There are many papers in Early View here, check them out. I wanted to highlight just a few of them that I personally thought were interesting.
- Marko Spasojevic and Suding (here) examine community assembly mechanisms via functional diversity patterns. How communities are assembled is a very classic question in ecology. Papers on this topic often test the relative importance of competitive forces vs. environmental filtering forces. They test the relative importance of not just filtering and competition, but also equalizing fitness processes (functional redundancy towards an optimal trait; Chesson 2000) and facilitation. They find evidence for filtering, equalizing processes, competition, and facilitation. This is an important study in contributing to expanding the discussion of mechanisms for community assembly other than filtering and competition.

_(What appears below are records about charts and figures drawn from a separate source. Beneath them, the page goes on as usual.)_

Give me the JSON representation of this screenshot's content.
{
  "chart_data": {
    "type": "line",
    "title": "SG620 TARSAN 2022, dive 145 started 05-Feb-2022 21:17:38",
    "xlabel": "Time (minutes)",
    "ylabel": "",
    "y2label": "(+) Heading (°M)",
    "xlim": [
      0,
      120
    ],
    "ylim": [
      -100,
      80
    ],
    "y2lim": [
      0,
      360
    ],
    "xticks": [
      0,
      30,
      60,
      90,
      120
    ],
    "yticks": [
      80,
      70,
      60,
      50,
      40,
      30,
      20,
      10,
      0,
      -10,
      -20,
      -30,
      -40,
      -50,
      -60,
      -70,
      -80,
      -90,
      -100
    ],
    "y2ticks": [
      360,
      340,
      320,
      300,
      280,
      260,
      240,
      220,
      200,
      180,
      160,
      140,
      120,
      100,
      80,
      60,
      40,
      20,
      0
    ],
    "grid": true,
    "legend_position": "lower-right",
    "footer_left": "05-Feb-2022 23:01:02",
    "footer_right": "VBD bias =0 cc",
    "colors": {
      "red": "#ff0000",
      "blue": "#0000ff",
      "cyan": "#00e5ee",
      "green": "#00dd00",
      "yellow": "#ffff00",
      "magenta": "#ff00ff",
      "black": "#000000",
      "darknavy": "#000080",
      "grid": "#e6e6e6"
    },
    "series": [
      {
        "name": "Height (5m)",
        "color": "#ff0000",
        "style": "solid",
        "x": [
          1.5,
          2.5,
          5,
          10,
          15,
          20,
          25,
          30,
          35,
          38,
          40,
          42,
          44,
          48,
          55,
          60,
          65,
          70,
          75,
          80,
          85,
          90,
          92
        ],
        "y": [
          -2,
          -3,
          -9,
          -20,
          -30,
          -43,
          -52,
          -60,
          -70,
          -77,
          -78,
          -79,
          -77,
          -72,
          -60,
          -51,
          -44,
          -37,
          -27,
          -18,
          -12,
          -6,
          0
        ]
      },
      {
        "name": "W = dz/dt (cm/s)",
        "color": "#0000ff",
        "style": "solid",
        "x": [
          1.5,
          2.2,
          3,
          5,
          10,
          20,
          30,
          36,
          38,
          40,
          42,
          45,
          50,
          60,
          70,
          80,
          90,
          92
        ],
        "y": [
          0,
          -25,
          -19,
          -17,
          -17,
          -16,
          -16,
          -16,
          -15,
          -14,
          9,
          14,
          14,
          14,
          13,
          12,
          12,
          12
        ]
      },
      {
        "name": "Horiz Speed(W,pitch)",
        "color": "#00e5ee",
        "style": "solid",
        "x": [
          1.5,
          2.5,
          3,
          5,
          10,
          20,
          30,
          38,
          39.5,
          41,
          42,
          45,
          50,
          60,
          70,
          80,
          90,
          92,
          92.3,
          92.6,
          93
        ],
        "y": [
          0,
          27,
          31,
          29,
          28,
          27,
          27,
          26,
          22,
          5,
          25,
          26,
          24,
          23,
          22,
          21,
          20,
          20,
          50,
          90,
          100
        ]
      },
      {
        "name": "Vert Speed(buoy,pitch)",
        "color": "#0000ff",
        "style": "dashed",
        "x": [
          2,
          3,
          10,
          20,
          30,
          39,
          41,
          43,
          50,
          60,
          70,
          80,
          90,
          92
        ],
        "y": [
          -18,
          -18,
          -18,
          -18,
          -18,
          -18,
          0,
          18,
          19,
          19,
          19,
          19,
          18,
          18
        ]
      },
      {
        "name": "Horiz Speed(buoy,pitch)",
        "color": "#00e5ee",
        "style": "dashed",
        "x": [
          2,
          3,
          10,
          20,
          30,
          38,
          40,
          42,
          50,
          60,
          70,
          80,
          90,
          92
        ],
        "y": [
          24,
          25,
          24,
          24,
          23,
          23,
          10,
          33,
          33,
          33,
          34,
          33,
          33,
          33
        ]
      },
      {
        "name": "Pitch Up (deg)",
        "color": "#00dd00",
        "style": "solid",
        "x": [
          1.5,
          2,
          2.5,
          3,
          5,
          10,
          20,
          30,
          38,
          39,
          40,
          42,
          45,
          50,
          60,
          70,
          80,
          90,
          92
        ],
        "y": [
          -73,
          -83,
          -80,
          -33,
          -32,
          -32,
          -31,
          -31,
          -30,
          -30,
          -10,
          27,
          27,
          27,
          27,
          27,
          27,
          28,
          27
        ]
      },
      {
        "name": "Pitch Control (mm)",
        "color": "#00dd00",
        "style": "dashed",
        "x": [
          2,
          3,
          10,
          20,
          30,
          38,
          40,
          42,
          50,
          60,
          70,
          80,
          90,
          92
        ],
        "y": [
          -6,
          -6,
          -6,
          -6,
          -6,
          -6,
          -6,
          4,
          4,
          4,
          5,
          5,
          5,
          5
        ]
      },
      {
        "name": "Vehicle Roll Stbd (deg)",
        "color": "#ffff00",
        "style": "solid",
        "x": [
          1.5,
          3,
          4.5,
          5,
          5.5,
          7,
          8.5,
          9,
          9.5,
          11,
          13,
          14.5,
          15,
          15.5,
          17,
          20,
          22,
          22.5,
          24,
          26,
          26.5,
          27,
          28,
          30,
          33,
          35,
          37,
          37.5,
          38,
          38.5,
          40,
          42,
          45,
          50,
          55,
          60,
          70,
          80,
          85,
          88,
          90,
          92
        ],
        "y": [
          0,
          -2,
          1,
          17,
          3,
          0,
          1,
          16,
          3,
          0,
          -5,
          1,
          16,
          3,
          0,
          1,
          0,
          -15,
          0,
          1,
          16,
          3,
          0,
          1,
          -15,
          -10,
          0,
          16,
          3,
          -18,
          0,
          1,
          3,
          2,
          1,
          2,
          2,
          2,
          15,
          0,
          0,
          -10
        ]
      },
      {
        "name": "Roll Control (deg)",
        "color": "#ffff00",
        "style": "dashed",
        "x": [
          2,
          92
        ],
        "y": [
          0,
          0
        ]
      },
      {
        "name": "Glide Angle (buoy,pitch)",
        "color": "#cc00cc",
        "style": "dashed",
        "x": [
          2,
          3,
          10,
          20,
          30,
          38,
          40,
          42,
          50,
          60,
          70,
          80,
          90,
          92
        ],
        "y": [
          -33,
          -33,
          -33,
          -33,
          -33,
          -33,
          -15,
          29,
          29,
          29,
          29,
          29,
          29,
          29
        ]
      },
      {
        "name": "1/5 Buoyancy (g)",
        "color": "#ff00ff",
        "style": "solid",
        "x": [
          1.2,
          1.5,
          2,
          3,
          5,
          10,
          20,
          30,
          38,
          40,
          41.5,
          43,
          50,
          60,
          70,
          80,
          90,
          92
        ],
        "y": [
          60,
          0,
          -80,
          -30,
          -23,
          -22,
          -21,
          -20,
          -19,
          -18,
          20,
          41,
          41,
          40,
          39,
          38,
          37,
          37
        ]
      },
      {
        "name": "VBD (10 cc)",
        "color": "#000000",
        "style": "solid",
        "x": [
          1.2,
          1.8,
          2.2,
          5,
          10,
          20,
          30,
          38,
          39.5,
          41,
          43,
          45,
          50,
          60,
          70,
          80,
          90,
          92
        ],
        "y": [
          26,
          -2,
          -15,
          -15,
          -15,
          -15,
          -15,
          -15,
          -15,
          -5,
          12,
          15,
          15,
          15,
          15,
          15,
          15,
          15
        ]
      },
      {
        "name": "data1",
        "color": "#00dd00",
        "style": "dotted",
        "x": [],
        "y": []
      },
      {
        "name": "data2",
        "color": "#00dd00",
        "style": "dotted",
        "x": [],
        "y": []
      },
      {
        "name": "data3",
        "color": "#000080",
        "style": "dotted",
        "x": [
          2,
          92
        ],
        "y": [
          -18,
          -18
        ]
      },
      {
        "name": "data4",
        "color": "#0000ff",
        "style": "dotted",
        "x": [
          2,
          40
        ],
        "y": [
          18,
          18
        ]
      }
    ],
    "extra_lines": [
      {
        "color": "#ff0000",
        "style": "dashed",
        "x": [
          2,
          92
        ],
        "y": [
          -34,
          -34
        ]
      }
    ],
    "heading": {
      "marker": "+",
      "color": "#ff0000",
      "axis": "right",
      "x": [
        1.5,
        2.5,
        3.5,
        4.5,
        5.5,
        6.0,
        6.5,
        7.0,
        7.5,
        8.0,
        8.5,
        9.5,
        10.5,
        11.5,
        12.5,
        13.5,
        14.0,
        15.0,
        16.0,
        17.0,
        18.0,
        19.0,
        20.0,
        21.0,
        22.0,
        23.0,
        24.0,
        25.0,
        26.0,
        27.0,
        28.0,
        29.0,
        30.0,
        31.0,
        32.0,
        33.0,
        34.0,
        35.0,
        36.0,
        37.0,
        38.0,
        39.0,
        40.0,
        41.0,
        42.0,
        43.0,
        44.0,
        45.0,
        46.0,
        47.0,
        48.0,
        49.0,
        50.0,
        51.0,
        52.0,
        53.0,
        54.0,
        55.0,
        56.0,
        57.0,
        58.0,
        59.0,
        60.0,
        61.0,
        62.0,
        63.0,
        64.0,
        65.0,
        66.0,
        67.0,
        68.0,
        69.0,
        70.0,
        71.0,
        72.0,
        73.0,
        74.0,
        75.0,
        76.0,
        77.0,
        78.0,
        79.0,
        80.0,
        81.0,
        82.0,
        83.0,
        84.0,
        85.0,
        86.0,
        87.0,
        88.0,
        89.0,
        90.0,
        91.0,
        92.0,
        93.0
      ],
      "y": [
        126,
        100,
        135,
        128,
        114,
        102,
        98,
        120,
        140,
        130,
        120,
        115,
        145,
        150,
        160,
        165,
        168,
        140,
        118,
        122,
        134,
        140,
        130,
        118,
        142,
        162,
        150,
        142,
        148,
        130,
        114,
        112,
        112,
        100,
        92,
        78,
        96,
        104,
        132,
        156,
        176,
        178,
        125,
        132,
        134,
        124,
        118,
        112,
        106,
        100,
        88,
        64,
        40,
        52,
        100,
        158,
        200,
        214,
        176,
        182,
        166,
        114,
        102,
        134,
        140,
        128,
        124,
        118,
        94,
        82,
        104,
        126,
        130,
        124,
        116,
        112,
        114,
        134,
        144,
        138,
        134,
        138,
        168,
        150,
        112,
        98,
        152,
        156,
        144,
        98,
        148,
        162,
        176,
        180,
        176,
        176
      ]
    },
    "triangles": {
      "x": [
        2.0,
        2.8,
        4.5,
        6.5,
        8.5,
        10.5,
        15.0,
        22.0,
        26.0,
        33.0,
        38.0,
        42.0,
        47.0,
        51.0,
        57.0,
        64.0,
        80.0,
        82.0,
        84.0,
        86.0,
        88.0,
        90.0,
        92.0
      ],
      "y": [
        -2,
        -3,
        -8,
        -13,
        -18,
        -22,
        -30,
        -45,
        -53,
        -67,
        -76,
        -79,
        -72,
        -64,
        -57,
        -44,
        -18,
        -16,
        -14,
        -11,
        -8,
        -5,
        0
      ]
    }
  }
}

- Paul Selmants et al. (here) examine the effects of realistic species loss from those of random species loss on invasion resistance at the plant community level. Many studies have used an approach of looking at random species losses and how that influences X or Y processes. Selmants et al. found that plots with realistic species losses were more resistant to invasion than those with random species losses. They posit that the realistic species loss scenario created vacant niche space more quickly than the random species loss scenario.
- Zhang et al. (here) conducted a meta-analysis of 54 studies to look at the relationship between diversity (evenness, species richness, and traits) and productivity (this brings to mind a review on evenness effects on ecosystem properties by Hillebrand et al. in 2008). Evenness was the strongest predictor of productivity – an equitable distribution of abundance among species in a forest leads to more productive forests. They do admit that testing mechanisms is beyond their paper, and pose a few ideas for mechanisms. I was particularly intrigued by their methods. I have never used boosted regression trees (BRT) for meta-analysis. However, they did use R, and a package for R called gbm (check it out here) – so I might check it out myself. Apparently, these BRT models can handle missing values in predictor variables – very odd, and interesting, indeed.